Is two better than one?

Weird RAG issues aside, my major problem remained hallucinations. So, I tried a couple of techniques that were supposed to fix it and make the answers more reliable: style rewriting and verification. Both of them involve using two models — one base, out-of-the-box, model and one fine-tuned.

Style rewriting

In this case the base model is producing an answer and the fine tuned model is rewriting it in the person’s voice. I chose gpt-5.2 as my base and tried both gpt-4o and gpt-4.1 (fine-tuned) for style rewriting. What I found is that they don’t actually rewrite anything — maybe change a word or two, but no real tone change.
There are two theories about why this happens. One is that the base model’s answers are “good enough” and the fine-tuned model simply keeps it the same. This one is not really possible to fix.
Another is that my fine-tuned models were trained on “instruction” data sets, and the task of rewriting is very different from answering questions. If that’s the case, addressing it would require producing a new data set with examples of texts and how I would rewrite them… and honestly, this is not a task I am personally interested in. So, I didn’t pursue the style rewriting option further.

Verification

Here the fine tuned model produces an answer and the base model checks if this answer is correct. It’s pretty easy to see how it can work for math problems, but let’s take a look at yet another nonsensical answer to the “How old are you?” question:

It’s a bad answer, but it technically contains correct data. And in cases like this, defining a useful verification process becomes tricky, especially without turning it into a much more complex system.

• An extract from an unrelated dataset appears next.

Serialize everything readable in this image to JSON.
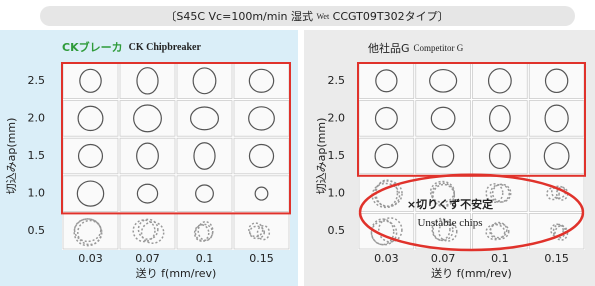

At this point, I realized that I was trying to put a fine-tuned model to work somewhere, somehow, with extra time and effort, while I already had a working system with no fine tuning at all producing acceptable results.

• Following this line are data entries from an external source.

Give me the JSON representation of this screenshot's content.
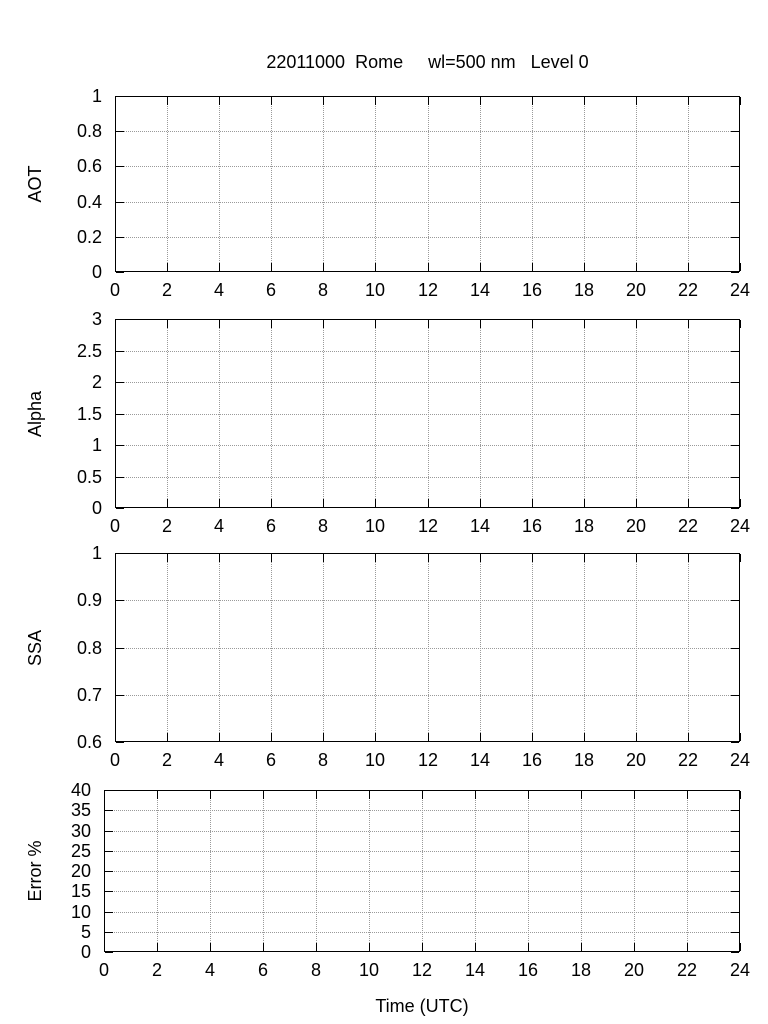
{
  "figure": {
    "title": "22011000  Rome     wl=500 nm   Level 0",
    "xlabel": "Time (UTC)",
    "background": "#ffffff"
  },
  "colors": {
    "axis": "#000000",
    "grid": "#9a9a9a",
    "text": "#000000",
    "background": "#ffffff"
  },
  "chart_data": [
    {
      "type": "line",
      "title": "22011000  Rome     wl=500 nm   Level 0",
      "ylabel": "AOT",
      "xlabel": "",
      "xlim": [
        0,
        24
      ],
      "ylim": [
        0,
        1
      ],
      "xticks": [
        0,
        2,
        4,
        6,
        8,
        10,
        12,
        14,
        16,
        18,
        20,
        22,
        24
      ],
      "xtick_labels": [
        "0",
        "2",
        "4",
        "6",
        "8",
        "10",
        "12",
        "14",
        "16",
        "18",
        "20",
        "22",
        "24"
      ],
      "yticks": [
        0,
        0.2,
        0.4,
        0.6,
        0.8,
        1
      ],
      "ytick_labels": [
        "0",
        "0.2",
        "0.4",
        "0.6",
        "0.8",
        "1"
      ],
      "grid": true,
      "legend": "none",
      "series": []
    },
    {
      "type": "line",
      "title": "",
      "ylabel": "Alpha",
      "xlabel": "",
      "xlim": [
        0,
        24
      ],
      "ylim": [
        0,
        3
      ],
      "xticks": [
        0,
        2,
        4,
        6,
        8,
        10,
        12,
        14,
        16,
        18,
        20,
        22,
        24
      ],
      "xtick_labels": [
        "0",
        "2",
        "4",
        "6",
        "8",
        "10",
        "12",
        "14",
        "16",
        "18",
        "20",
        "22",
        "24"
      ],
      "yticks": [
        0,
        0.5,
        1,
        1.5,
        2,
        2.5,
        3
      ],
      "ytick_labels": [
        "0",
        "0.5",
        "1",
        "1.5",
        "2",
        "2.5",
        "3"
      ],
      "grid": true,
      "legend": "none",
      "series": []
    },
    {
      "type": "line",
      "title": "",
      "ylabel": "SSA",
      "xlabel": "",
      "xlim": [
        0,
        24
      ],
      "ylim": [
        0.6,
        1
      ],
      "xticks": [
        0,
        2,
        4,
        6,
        8,
        10,
        12,
        14,
        16,
        18,
        20,
        22,
        24
      ],
      "xtick_labels": [
        "0",
        "2",
        "4",
        "6",
        "8",
        "10",
        "12",
        "14",
        "16",
        "18",
        "20",
        "22",
        "24"
      ],
      "yticks": [
        0.6,
        0.7,
        0.8,
        0.9,
        1
      ],
      "ytick_labels": [
        "0.6",
        "0.7",
        "0.8",
        "0.9",
        "1"
      ],
      "grid": true,
      "legend": "none",
      "series": []
    },
    {
      "type": "line",
      "title": "",
      "ylabel": "Error %",
      "xlabel": "Time (UTC)",
      "xlim": [
        0,
        24
      ],
      "ylim": [
        0,
        40
      ],
      "xticks": [
        0,
        2,
        4,
        6,
        8,
        10,
        12,
        14,
        16,
        18,
        20,
        22,
        24
      ],
      "xtick_labels": [
        "0",
        "2",
        "4",
        "6",
        "8",
        "10",
        "12",
        "14",
        "16",
        "18",
        "20",
        "22",
        "24"
      ],
      "yticks": [
        0,
        5,
        10,
        15,
        20,
        25,
        30,
        35,
        40
      ],
      "ytick_labels": [
        "0",
        "5",
        "10",
        "15",
        "20",
        "25",
        "30",
        "35",
        "40"
      ],
      "grid": true,
      "legend": "none",
      "series": []
    }
  ]
}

But did you try this other thing?..

When my husband and I started working on the Virtual Alexandra project, we knew that fine tuning can be expensive, long, and needs some careful data preparation. So we didn’t go directly to OpenAI, but did a lot of experiments locally. We tried a bunch of different versions of an open source model that supports both English and Russian: Qwen3 4B/8B/14B. At some point we tried Mistral 7B as well, but abandoned it since it doesn’t support Russian.

We played with different parameters and settings — learning rate, epochs, batch size, LoRA rank and scale. The results were always encouraging — the models changed behavior and were kind of getting better, but we were never able to break above 25% hallucinations rate (and usually it was worse than that).

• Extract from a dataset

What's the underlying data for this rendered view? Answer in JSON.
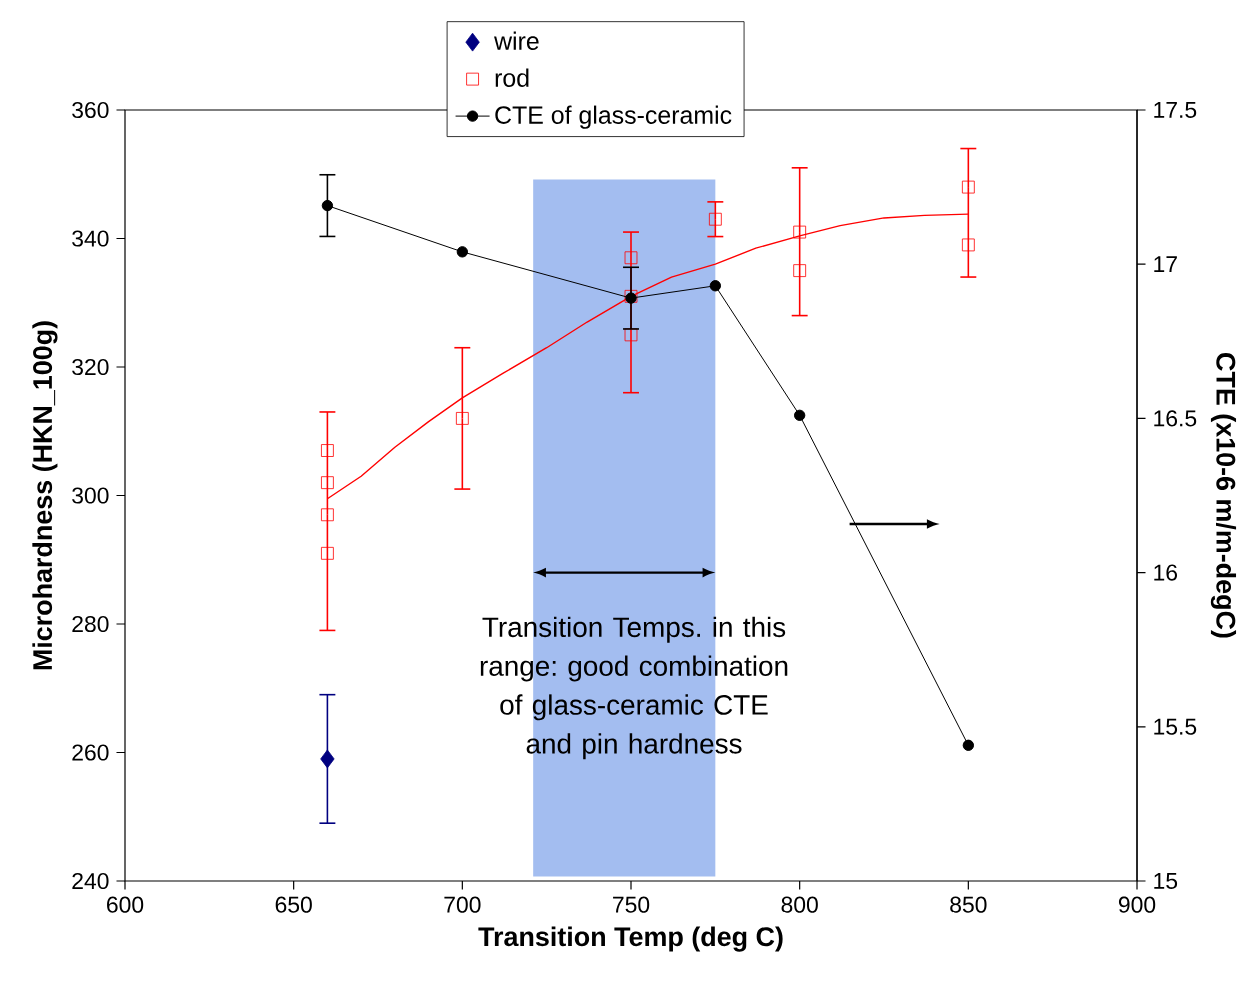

Going to OpenAI was simply the last step in making sure that for this particular project fine tuning is not an option.

Learnings

For Virtual Alexandra, fine tuning was not worth it

I built a working version of Virtual Alexandra with prompt + RAG in a couple of days. After weeks of fine tuning, I ended up with worse results: more hallucinations, broken RAG behavior, and a system that was harder to debug and understand. Add to this long queues for larger models and relatively high cost of training. My advice — if you have other implementation options available, use them instead.

RAG is not a clean layer on top of the model

I expected retrieval from the vector store to be stable and independent. In reality, fine tuning of the model or even inconsistencies in the system (like accessing it via UI vs API) can change how retrieval works or whether it is usable at all.

Fine tuning is not available for the latest and greatest models

The latest OpenAI model for fine tuning is from April 2025, so it hasn’t been updated for about a year. Meanwhile Anthropic is simply not offering this functionality as a service at the moment. This is a strong hint that something is not fine with fine tuning.